Pelosi Survives Test On War Resolution
In an effort to keep the House Democratic Caucus publicly united and prevent potentially severe damage to her party, Minority Leader Nancy Pelosi (Calif.) successfully led an effort to block large numbers of Democrats from opposing a resolution saluting U.S. troops last week.
The leader, an outspoken liberal who represents one of the most strongly left-leaning districts in the country and has repeatedly stressed her own opposition to the conflict in Iraq, was besieged by thousands of anti-war phone calls and faced protesters outside of her office in the Rayburn House Office Building last week. But the real challenge for Pelosi came from Members of her own Caucus strongly opposed to casting a favorable vote on a resolution, which they complained heaped too much praise on the Bush Administration.
Pelosi backed the measure, even though she opposes the war and the administration’s policies that led to it. But internal opposition from Members who helped provide the base of votes that made her leader, forced her into a series of last-minute emergency meetings with other elected leaders to rein in the left wing of the Caucus.
In the end, 11 Democratic Members voted against the measure, while 21 others voted present. But according to her allies, the vote against the resolution would have been much more pronounced if Pelosi and the other leaders hadn’t worked to urge liberals to put the broader interests of the party first.
“She met with a lot of Members who were unhappy,” said one Democratic leadership aide, who credited her with appeasing both the anti-war Members and those who support the conflict. “She said we need to support the troops and we can’t be making the distinction” between the troops and the president.
Rep. Jan Schakowsky (D-Ill.), who voted present on the resolution, said Pelosi passed the test of leadership by not forcing Members to vote against their consciences.
“That’s the point of leadership — to listen to everybody — and at least everybody came out and felt like they had the opportunity to have their say,” she said.
That process unfolded in an eleventh-hour meeting with the Progressive Caucus in which many Members remained adamant that they would oppose the resolution.
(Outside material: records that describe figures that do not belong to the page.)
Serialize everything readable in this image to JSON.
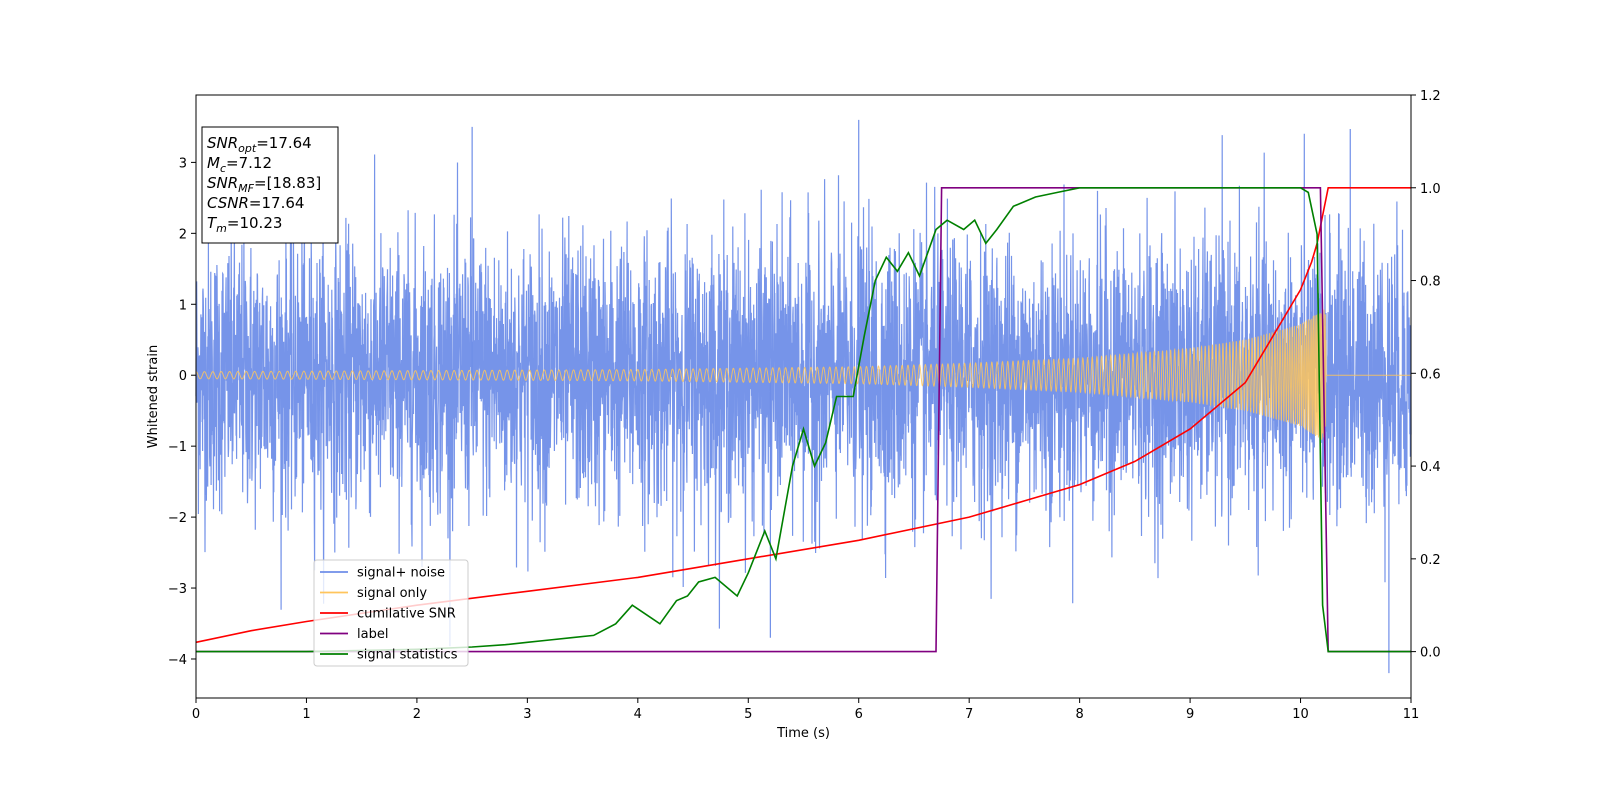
{
  "chart_data": {
    "type": "line",
    "xlabel": "Time (s)",
    "ylabel": "Whitened strain",
    "xlim": [
      0,
      11
    ],
    "ylim": [
      -4.55,
      3.95
    ],
    "y2lim": [
      -0.1,
      1.2
    ],
    "x_ticks": [
      0,
      1,
      2,
      3,
      4,
      5,
      6,
      7,
      8,
      9,
      10,
      11
    ],
    "y_ticks": [
      -4,
      -3,
      -2,
      -1,
      0,
      1,
      2,
      3
    ],
    "y2_ticks": [
      0.0,
      0.2,
      0.4,
      0.6,
      0.8,
      1.0,
      1.2
    ],
    "y2_tick_labels": [
      "0.0",
      "0.2",
      "0.4",
      "0.6",
      "0.8",
      "1.0",
      "1.2"
    ],
    "grid": false,
    "legend_position": "lower-left",
    "info_box": {
      "lines": [
        {
          "sym": "SNR",
          "sub": "opt",
          "value": "=17.64"
        },
        {
          "sym": "M",
          "sub": "c",
          "value": "=7.12"
        },
        {
          "sym": "SNR",
          "sub": "MF",
          "value": "=[18.83]"
        },
        {
          "sym": "CSNR",
          "sub": "",
          "value": "=17.64"
        },
        {
          "sym": "T",
          "sub": "m",
          "value": "=10.23"
        }
      ]
    },
    "series": [
      {
        "name": "signal+ noise",
        "color": "#6f8ee8",
        "axis": "left",
        "description_range": [
          -4.2,
          3.6
        ],
        "peaks": [
          [
            2.5,
            3.5
          ],
          [
            5.2,
            -3.7
          ],
          [
            6.0,
            3.6
          ],
          [
            10.45,
            3.47
          ],
          [
            10.8,
            -4.2
          ]
        ]
      },
      {
        "name": "signal only",
        "color": "#ffc55c",
        "axis": "left",
        "amplitude": [
          [
            0,
            0.05
          ],
          [
            4,
            0.08
          ],
          [
            6,
            0.12
          ],
          [
            7,
            0.17
          ],
          [
            8,
            0.24
          ],
          [
            9,
            0.38
          ],
          [
            9.5,
            0.5
          ],
          [
            10,
            0.72
          ],
          [
            10.23,
            0.95
          ]
        ]
      },
      {
        "name": "cumilative SNR",
        "color": "#ff0000",
        "axis": "right",
        "x": [
          0,
          0.5,
          1,
          2,
          3,
          4,
          5,
          6,
          7,
          7.5,
          8,
          8.5,
          9,
          9.5,
          10,
          10.1,
          10.15,
          10.2,
          10.25,
          11
        ],
        "y": [
          0.02,
          0.045,
          0.065,
          0.1,
          0.13,
          0.16,
          0.2,
          0.24,
          0.29,
          0.325,
          0.36,
          0.41,
          0.48,
          0.58,
          0.78,
          0.84,
          0.88,
          0.94,
          1.0,
          1.0
        ]
      },
      {
        "name": "label",
        "color": "#800080",
        "axis": "right",
        "x": [
          0,
          6.7,
          6.75,
          10.18,
          10.25,
          11
        ],
        "y": [
          0,
          0,
          1,
          1,
          0,
          0
        ]
      },
      {
        "name": "signal statistics",
        "color": "#008000",
        "axis": "right",
        "x": [
          0,
          1,
          2,
          2.5,
          2.8,
          3,
          3.2,
          3.4,
          3.6,
          3.8,
          3.95,
          4.2,
          4.35,
          4.45,
          4.55,
          4.7,
          4.9,
          5.0,
          5.15,
          5.25,
          5.4,
          5.5,
          5.6,
          5.7,
          5.8,
          5.95,
          6.05,
          6.15,
          6.25,
          6.35,
          6.45,
          6.55,
          6.7,
          6.8,
          6.95,
          7.05,
          7.15,
          7.25,
          7.4,
          7.6,
          7.8,
          8.0,
          8.5,
          9.0,
          9.5,
          10.0,
          10.07,
          10.15,
          10.2,
          10.25,
          11
        ],
        "y": [
          0,
          0,
          0.005,
          0.01,
          0.015,
          0.02,
          0.025,
          0.03,
          0.035,
          0.06,
          0.1,
          0.06,
          0.11,
          0.12,
          0.15,
          0.16,
          0.12,
          0.17,
          0.26,
          0.2,
          0.4,
          0.48,
          0.4,
          0.45,
          0.55,
          0.55,
          0.68,
          0.8,
          0.85,
          0.82,
          0.86,
          0.81,
          0.91,
          0.93,
          0.91,
          0.93,
          0.88,
          0.91,
          0.96,
          0.98,
          0.99,
          1.0,
          1.0,
          1.0,
          1.0,
          1.0,
          0.99,
          0.9,
          0.1,
          0.0,
          0.0
        ]
      }
    ]
  }
}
In what one senior aide described as a “very emotional meeting,” Pelosi’s top lieutenant, Rep. George Miller (D-Calif.), told Members to express their sentiments loudly on the floor, but ultimately vote for the measure.
“It was a tough position for Pelosi,” said the aide. “I’ve watched her enough to know where she wanted to be and what the resolution needed to be. The problem is she comes from the left, and the left is where her heart is. But she is the leader and she had to support this thing.”
Pelosi turned to elected leaders including Minority Whip Steny Hoyer (Md.) and Caucus Chairman Bob Menendez (N.J.) and other senior Members to help bring balking Democrats on board, several sources said. That group helped convince the 21 Democrats to vote “present” instead of “no,” fearing that it would be politically damaging for the party not to vote for a resolution supporting troops in harm’s way.
One top House Democratic staffer said Pelosi knew the political implications of the vote, and stressed as much to those Members who wanted to cast a no vote. The aide said before Pelosi’s lobbying, as many as 60 Members were set to vote no.
But, the aide said Pelosi had to convince Members that “a vote against it takes [Democrats] back 30 years.” That same staffer said Pelosi wasn’t entirely happy with the language either, but as the leader of the Democrats knew she had to support it and play to the middle.
“I think she did as good a job as any leader could do,” the aide said.
But several top Democratic aides said Pelosi, as a liberal Member herself, needed to tap all of her political muscle on a vote that was critical to Democrats in a time of war. With 32 Democrats essentially in opposition, Democrats weren’t unified enough, aides said.
Democrats, they added, must appear to be strongly behind the troops even if they don’t like the resolution’s language in its entirety.
“She should have stepped up to the plate and said, ‘This is the right thing to do,’” one senior aide said.